Michael Ende, tambión alemán, merecedor del "Premio Janusz Korczak", el "Lorenzo Il Magnifico" y el "Premio al Mejor Libro Juvenil Alemán", escribió La Historia Interminable, basándose en que los niños y jovencitos, nuestra sociedad, han perdido la capacidad de imaginar, de soñar... Los adultos irremediablemente olvidamos cultivar una parte del espíritu si no soñamos.
En esta novela juvenil, llevada al cine con mucho éxito, FANTASíA es un mundo hermoso surgido del ánimo de cada lector pero está desapariendo, junto a la Emperatriz Infantil, devorados por la NADA.
Para nuestra realidad, la NADA es el vacío. La ausencia de vivencias e iniciativas. El desgano y la indolencia. la nada es que nuestros niños no saben leer y los que leen no tienen incentivos para hacerlo. La nada es la necesidad de crear los libros a nivel de obras literaria que los jóvenes dominicanos se merecen. La nada es la incapacidad de mostrarnos y aceptarnos con nuestros autónticos valores nacionales o insistir en hacer didáctica, instruir y llevar moraleja sacrificando el goce estético.

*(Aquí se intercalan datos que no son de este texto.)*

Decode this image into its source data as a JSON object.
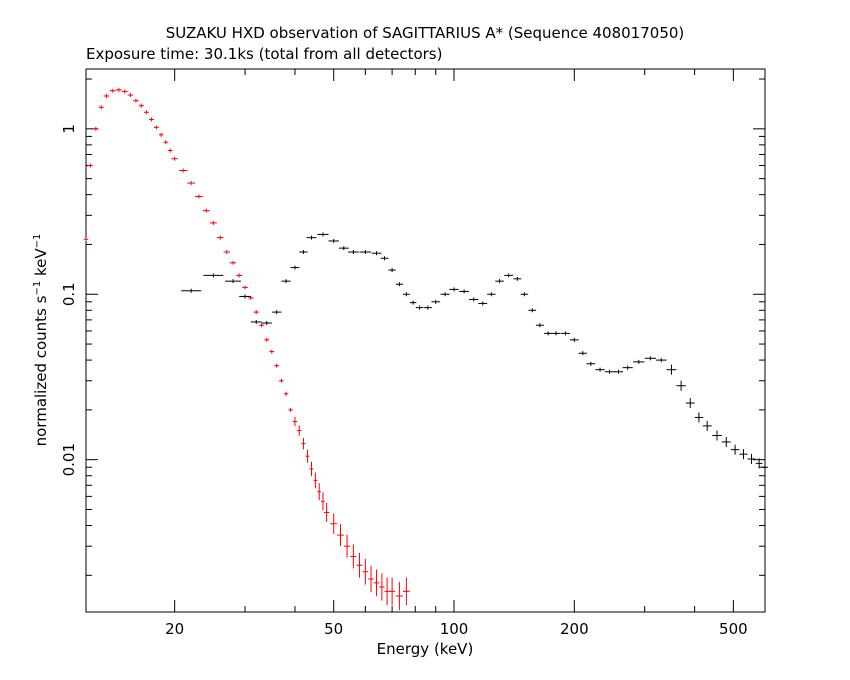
{
  "chart_data": {
    "type": "scatter",
    "title": "SUZAKU HXD observation of SAGITTARIUS A* (Sequence 408017050)",
    "subtitle": "Exposure time: 30.1ks (total from all detectors)",
    "xlabel": "Energy (keV)",
    "ylabel": "normalized counts s",
    "ylabel_sup1": "−1",
    "ylabel_mid": " keV",
    "ylabel_sup2": "−1",
    "xscale": "log",
    "yscale": "log",
    "xlim": [
      12,
      600
    ],
    "ylim": [
      0.0012,
      2.3
    ],
    "x_ticks": [
      {
        "value": 20,
        "label": "20"
      },
      {
        "value": 50,
        "label": "50"
      },
      {
        "value": 100,
        "label": "100"
      },
      {
        "value": 200,
        "label": "200"
      },
      {
        "value": 500,
        "label": "500"
      }
    ],
    "y_ticks": [
      {
        "value": 0.01,
        "label": "0.01"
      },
      {
        "value": 0.1,
        "label": "0.1"
      },
      {
        "value": 1,
        "label": "1"
      }
    ],
    "grid": false,
    "legend": "none",
    "series": [
      {
        "color": "#ff0000",
        "comment_units": "x: keV (approx), y: counts s^-1 keV^-1 (approx)",
        "points": [
          [
            12.0,
            0.215
          ],
          [
            12.3,
            0.6
          ],
          [
            12.7,
            1.0
          ],
          [
            13.1,
            1.35
          ],
          [
            13.5,
            1.58
          ],
          [
            14.0,
            1.7
          ],
          [
            14.5,
            1.72
          ],
          [
            15.0,
            1.68
          ],
          [
            15.5,
            1.6
          ],
          [
            16.0,
            1.48
          ],
          [
            16.5,
            1.38
          ],
          [
            17.0,
            1.26
          ],
          [
            17.5,
            1.14
          ],
          [
            18.0,
            1.02
          ],
          [
            18.5,
            0.92
          ],
          [
            19.0,
            0.83
          ],
          [
            19.5,
            0.74
          ],
          [
            20.0,
            0.66
          ],
          [
            21.0,
            0.56
          ],
          [
            22.0,
            0.47
          ],
          [
            23.0,
            0.39
          ],
          [
            24.0,
            0.32
          ],
          [
            25.0,
            0.27
          ],
          [
            26.0,
            0.22
          ],
          [
            27.0,
            0.18
          ],
          [
            28.0,
            0.155
          ],
          [
            29.0,
            0.13
          ],
          [
            30.0,
            0.11
          ],
          [
            31.0,
            0.095
          ],
          [
            32.0,
            0.078
          ],
          [
            33.0,
            0.065
          ],
          [
            34.0,
            0.053
          ],
          [
            35.0,
            0.045
          ],
          [
            36.0,
            0.037
          ],
          [
            37.0,
            0.03
          ],
          [
            38.0,
            0.025
          ],
          [
            39.0,
            0.02
          ],
          [
            40.0,
            0.017
          ],
          [
            41.0,
            0.015
          ],
          [
            42.0,
            0.0125
          ],
          [
            43.0,
            0.0105
          ],
          [
            44.0,
            0.0088
          ],
          [
            45.0,
            0.0075
          ],
          [
            46.0,
            0.0064
          ],
          [
            47.0,
            0.0056
          ],
          [
            48.0,
            0.0048
          ],
          [
            50.0,
            0.0041
          ],
          [
            52.0,
            0.0035
          ],
          [
            54.0,
            0.003
          ],
          [
            56.0,
            0.0026
          ],
          [
            58.0,
            0.0023
          ],
          [
            60.0,
            0.0021
          ],
          [
            62.0,
            0.0019
          ],
          [
            64.0,
            0.0018
          ],
          [
            66.0,
            0.0017
          ],
          [
            68.0,
            0.0016
          ],
          [
            70.0,
            0.0016
          ],
          [
            73.0,
            0.0015
          ],
          [
            76.0,
            0.0016
          ]
        ]
      },
      {
        "color": "#000000",
        "comment_units": "x: keV (approx), y: counts s^-1 keV^-1 (approx)",
        "points": [
          [
            22.0,
            0.105
          ],
          [
            25.0,
            0.13
          ],
          [
            28.0,
            0.12
          ],
          [
            30.0,
            0.097
          ],
          [
            32.0,
            0.068
          ],
          [
            34.0,
            0.067
          ],
          [
            36.0,
            0.078
          ],
          [
            38.0,
            0.12
          ],
          [
            40.0,
            0.145
          ],
          [
            42.0,
            0.18
          ],
          [
            44.0,
            0.22
          ],
          [
            47.0,
            0.23
          ],
          [
            50.0,
            0.21
          ],
          [
            53.0,
            0.19
          ],
          [
            56.0,
            0.18
          ],
          [
            60.0,
            0.18
          ],
          [
            64.0,
            0.177
          ],
          [
            67.0,
            0.165
          ],
          [
            70.0,
            0.14
          ],
          [
            73.0,
            0.115
          ],
          [
            76.0,
            0.1
          ],
          [
            79.0,
            0.089
          ],
          [
            82.0,
            0.083
          ],
          [
            86.0,
            0.083
          ],
          [
            90.0,
            0.09
          ],
          [
            95.0,
            0.1
          ],
          [
            100.0,
            0.107
          ],
          [
            106.0,
            0.104
          ],
          [
            112.0,
            0.093
          ],
          [
            118.0,
            0.088
          ],
          [
            124.0,
            0.1
          ],
          [
            130.0,
            0.12
          ],
          [
            137.0,
            0.13
          ],
          [
            144.0,
            0.124
          ],
          [
            150.0,
            0.1
          ],
          [
            157.0,
            0.08
          ],
          [
            164.0,
            0.065
          ],
          [
            172.0,
            0.058
          ],
          [
            180.0,
            0.058
          ],
          [
            190.0,
            0.058
          ],
          [
            200.0,
            0.053
          ],
          [
            210.0,
            0.044
          ],
          [
            220.0,
            0.038
          ],
          [
            232.0,
            0.035
          ],
          [
            245.0,
            0.034
          ],
          [
            258.0,
            0.034
          ],
          [
            272.0,
            0.036
          ],
          [
            290.0,
            0.039
          ],
          [
            310.0,
            0.041
          ],
          [
            330.0,
            0.04
          ],
          [
            350.0,
            0.035
          ],
          [
            370.0,
            0.028
          ],
          [
            390.0,
            0.022
          ],
          [
            410.0,
            0.018
          ],
          [
            430.0,
            0.016
          ],
          [
            455.0,
            0.014
          ],
          [
            480.0,
            0.0128
          ],
          [
            505.0,
            0.0115
          ],
          [
            530.0,
            0.0108
          ],
          [
            555.0,
            0.0101
          ],
          [
            580.0,
            0.0095
          ],
          [
            600.0,
            0.009
          ]
        ]
      }
    ]
  }
}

Tenemos fe en que muchos niños y adolescentes, desde la íntima relación que se produce cuando leen, están a punto de entrar dentro del libro con la más grandiosa explosión de futuro que nace de la Literatura Infantil y Juvenil.

Leibi Ng
Ex-Directora de la Revista Tobogán
Fundadora del Grupo de Literatura Infantil y Juvenil Pedro Henríquez Ureña.
Fundadora del Círculo Dominicano de Escritores para Niños y Jóvenes.